Una partida de caza y después un baile. Hay algo de Visconti, un aire kubrickiano, en el demoledor arranque de The Lost City of Z (2017), seguramente el salto más virtuoso del plusmarquista James Gray, venerado dueño de un cine que se reivindica como un acto de fe. Sus películas giran en torno a la perseverancia, los gajes de la ambición y la fabricación de la propia tragedia. Esta última produce en uno la impresión de acceder a un monumento injustamente desatendido. Es un cine algo en desuso, de gestos caducos, dar cuerda a un reloj o recogerse las faldas de la camisa, de gente que se despide en un andén para luego escribir, y no cualquier cosa sino cartas; también de canoas, locomotoras, embarcaderos y columnas de vapor, de brújulas y sextantes, mapas y fronteras, vergeles, muerte, hogueras. Un cine entregado a una nobleza rara, a una trabajosa humanidad, la elevación de sus personajes y antes, mejor aún, del espectador. Es finalmente una nueva incursión en el género que quizá sin querer alumbró a los demás, el cine de aventuras: Houston, redobles, Lean, gaitas lejanas, un telegrama, caníbales, crines al galope.

Finales del XIX, principios del XX. El torturado Percival Fawcett, notable compendio de virtudes si bien maniatado por la deshonra que un padre poco virtuoso trajo a su apellido, acepta un encargo de la Royal Geographic Society con la sana esperanza de lavar su nombre. Fawcett, soldado sin medallas, quiere una guerra y buscará la suya en la susurrante frontera que anuda Bolivia al Brasil. Se trata de cartografiar un territorio virgen, dicen que vacío. Las misiones, ya se sabe, son la promesa de un relato a la vuelta. Pero hay que regresar de dónde nadie regresa, río arriba. Y uno presiente esa mística que cultiva el cine con el arquetipo del explorador, el cartógrafo (¡amenazante metáfora!), el olvidado gesto de sostener un mapa.

Aquí la voluntad de acotar e inventar el camino colisiona naturalmente con la enfermedad, la bajeza moral o la trayectoria de una flecha, pero sobre todo con esa consciencia que tan mal digirió Europa : no estamos solos. Fawcett, en la ficción y en los faits (en su momento inspiró a Conan Doyle), dio con los restos de una civilización remota y los rostros de otra floreciente. Se improvisó primero arqueólogo, después antropólogo y volvió para contarlo. Dos veces. Intuyó ciudades perdidas, otras sabidurías, la misma humanidad: el Dorado eran los Otros. Así lo advirtió  a su vuelta, ante la cejijunta platea científica del imperio de su majestad: No son salvajes, quizá su Historia sea más antigua que la nuestra, vino a decir después del abucheo. Por supuesto que hubo tercer viaje en busca de Z, una ciudad soñada e invisible y, entre medias, las trincheras de la Gran Guerra ese hallazgo de montaje conectando a los nativos amazónicos con los desahuciados reclutas británicos y la mediática canonización del hombre, indemne, en el panteón de la virilidad british. Y hasta aquí la semilla de la aventura.

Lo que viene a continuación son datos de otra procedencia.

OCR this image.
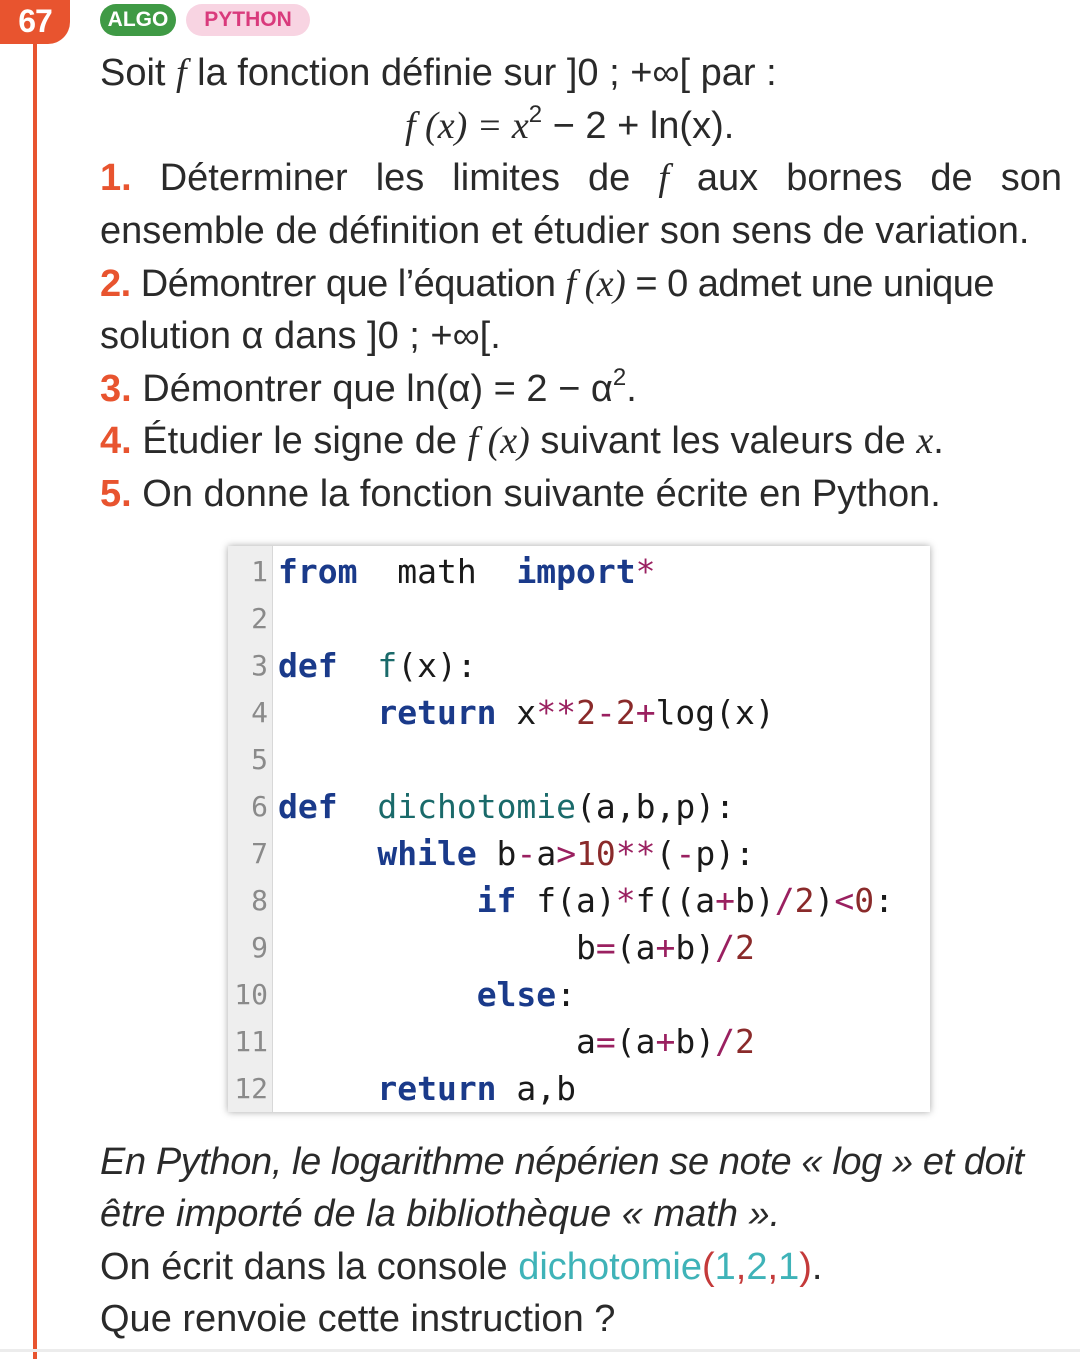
67	ALGO	PYTHON
Soit f la fonction définie sur ]0 ; +∞[ par :
f $(x) = x^2 - 2 + \ln(x)$.
1. Déterminer les limites de f aux bornes de son
ensemble de définition et étudier son sens de variation.
2. Démontrer que l’équation f (x) = 0 admet une unique
solution α dans ]0 ; +∞[.
3. Démontrer que $\ln(\alpha) = 2 - \alpha^2$.
4. Étudier le signe de f (x) suivant les valeurs de x.
5. On donne la fonction suivante écrite en Python.
1
2
3
4
5
6
7
8
9
10
11
12
from  math  import*
def f(x):
return x**2-2+log(x)
def dichotomie(a,b,p):
while b-a>10**(-p):
if f(a)*f((a+b)/2)<0:
b=(a+b)/2
else:
a=(a+b)/2
return a,b
En Python, le logarithme népérien se note « log » et doit
être importé de la bibliothèque « math ».
On écrit dans la console dichotomie(1,2,1).
Que renvoie cette instruction ?
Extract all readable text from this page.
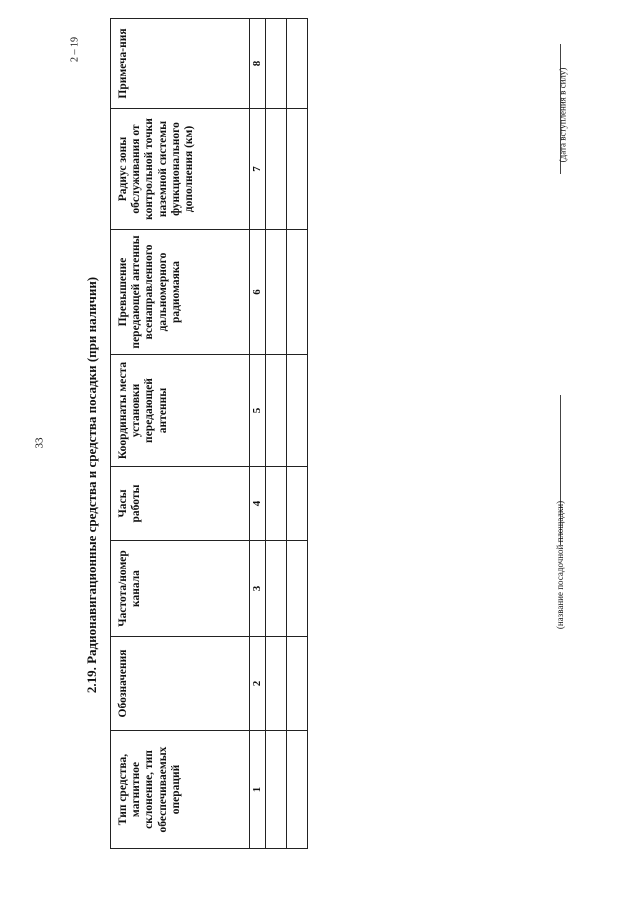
33
2 – 19
2.19. Радионавигационные средства и средства посадки (при наличии)
Тип средства, магнитное склонение, тип обеспечиваемых операций	Обозначения	Частота/номер канала	Часы работы	Координаты места установки передающей антенны	Превышение передающей антенны всенаправленного дальномерного радиомаяка	Радиус зоны обслуживания от контрольной точки наземной системы функционального дополнения (км)	Примеча-ния
1	2	3	4	5	6	7	8

(название посадочной площадки)
(дата вступления в силу)
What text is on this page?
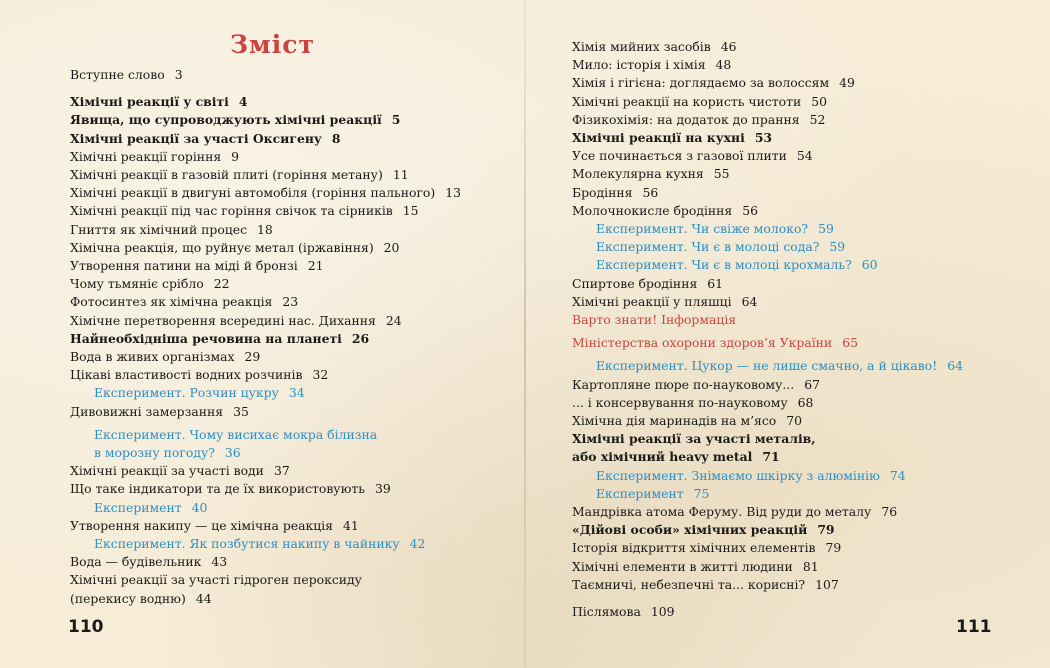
Зміст
Вступне слово 3
Хімічні реакції у світі 4
Явища, що супроводжують хімічні реакції 5
Хімічні реакції за участі Оксигену 8
Хімічні реакції горіння 9
Хімічні реакції в газовій плиті (горіння метану) 11
Хімічні реакції в двигуні автомобіля (горіння пального) 13
Хімічні реакції під час горіння свічок та сірників 15
Гниття як хімічний процес 18
Хімічна реакція, що руйнує метал (іржавіння) 20
Утворення патини на міді й бронзі 21
Чому тьмяніє срібло 22
Фотосинтез як хімічна реакція 23
Хімічне перетворення всередині нас. Дихання 24
Найнеобхідніша речовина на планеті 26
Вода в живих організмах 29
Цікаві властивості водних розчинів 32
Експеримент. Розчин цукру 34
Дивовижні замерзання 35
Експеримент. Чому висихає мокра білизна
в морозну погоду? 36
Хімічні реакції за участі води 37
Що таке індикатори та де їх використовують 39
Експеримент 40
Утворення накипу — це хімічна реакція 41
Експеримент. Як позбутися накипу в чайнику 42
Вода — будівельник 43
Хімічні реакції за участі гідроген пероксиду
(перекису водню) 44
110
Хімія мийних засобів 46
Мило: історія і хімія 48
Хімія і гігієна: доглядаємо за волоссям 49
Хімічні реакції на користь чистоти 50
Фізикохімія: на додаток до прання 52
Хімічні реакції на кухні 53
Усе починається з газової плити 54
Молекулярна кухня 55
Бродіння 56
Молочнокисле бродіння 56
Експеримент. Чи свіже молоко? 59
Експеримент. Чи є в молоці сода? 59
Експеримент. Чи є в молоці крохмаль? 60
Спиртове бродіння 61
Хімічні реакції у пляшці 64
Варто знати! Інформація
Міністерства охорони здоров’я України 65
Експеримент. Цукор — не лише смачно, а й цікаво! 64
Картопляне пюре по-науковому... 67
... і консервування по-науковому 68
Хімічна дія маринадів на м’ясо 70
Хімічні реакції за участі металів,
або хімічний heavy metal 71
Експеримент. Знімаємо шкірку з алюмінію 74
Експеримент 75
Мандрівка атома Феруму. Від руди до металу 76
«Дійові особи» хімічних реакцій 79
Історія відкриття хімічних елементів 79
Хімічні елементи в житті людини 81
Таємничі, небезпечні та... корисні? 107
Післямова 109
111
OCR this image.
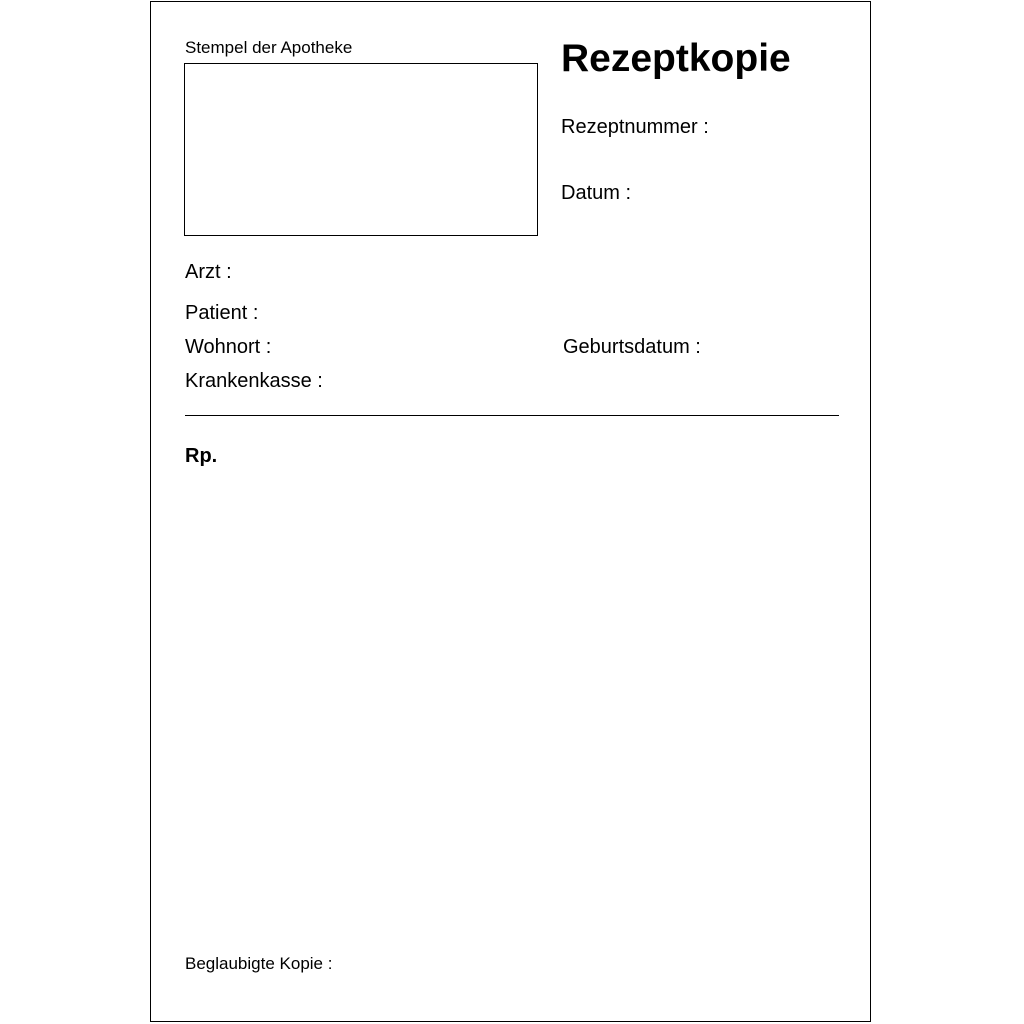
Stempel der Apotheke	Rezeptkopie
Rezeptnummer :
Datum :
Arzt :
Patient :
Wohnort :	Geburtsdatum :
Krankenkasse :
Rp.
Beglaubigte Kopie :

Fawcett, como todos los héroes, se desenvuelve mejor fuera que dentro. El guion encuentra un contrapeso en la inteligencia de Nina, esposa y protosufragista (sorprendente Sienna Miller), castigada por la asfixiante imposición del corsé de su época, y cuya sola salvación —y qué bien filmada pasa por la literatura epistolar. Es ella quién desentierra el manuscrito en el que un infeliz portugués del XVII adelanta la existencia de la fantasmal Z y que Fawcett esgrime ante los incrédulos. Y a ella le debemos algunos de los mejores alardes de puesta en escena, fundada en la luz a lo Zsigmond que firma Darius Khondji: los golpes de memoria que asaltan al explorador, la rima entre los travellings rápidos en el hogar perdido y el traquetear del tren, un montaje de reminiscencias, los bellísimos fundidos que libera el poema de Kipling. También ella se adueña de un medido epílogo, o del superdotado plano final (esta vez no es espejo y sí espejismo), una de esas pirotecnias que Gray concede a los forenses de la autoría.

Lo demás es puro Gray. Río arriba, como su cine. Todo. La amistad en su modulación más fordiana (estupendo Robert Pattinson en el rol del fiel y reservado Costin), la transmisión. O más precisamente la filiación. Es uno de los peajes fundamentales de su cine. La irreflenable obsesión de sus héroes por dejar rastro entra en conflicto con su integración en la comunidad y su celda más compacta, la familia. Fawcett, señalado por la inmolación de su padre en una sociedad donde un blasón proyecta sombra, se descubre en padre ausente. Al cabo de diez, quince, veinte meses, en un muelle o en un andén: cada vez le reciben más niños. Los suyos. Niños que pronto, viaje tras viaje, dejan de serlo para reprocharle una excesiva flema que se revela cojera emocional. Gray entrega el último tercio de la película, precedido por un duro ínterin en el matadero de la I Guerra Mundial, a ese vacío filial que recorre su obra, y entrelaza la emocionante reconciliación del primogénito y el padre, del padre consigo mismo y de Fawcett con la memoria del hombre que le transfirió sus errores. El único problema de The Lost City of Z es el de todas las grandes películas, su gran capacidad para generar obviedades. Es un problema sin fondo traumático, porque al final estas serán igualmente ciertas. Lo que Gray trabaja es la muy emersionana gramática de la elevación. Ir al cine para ser mejores.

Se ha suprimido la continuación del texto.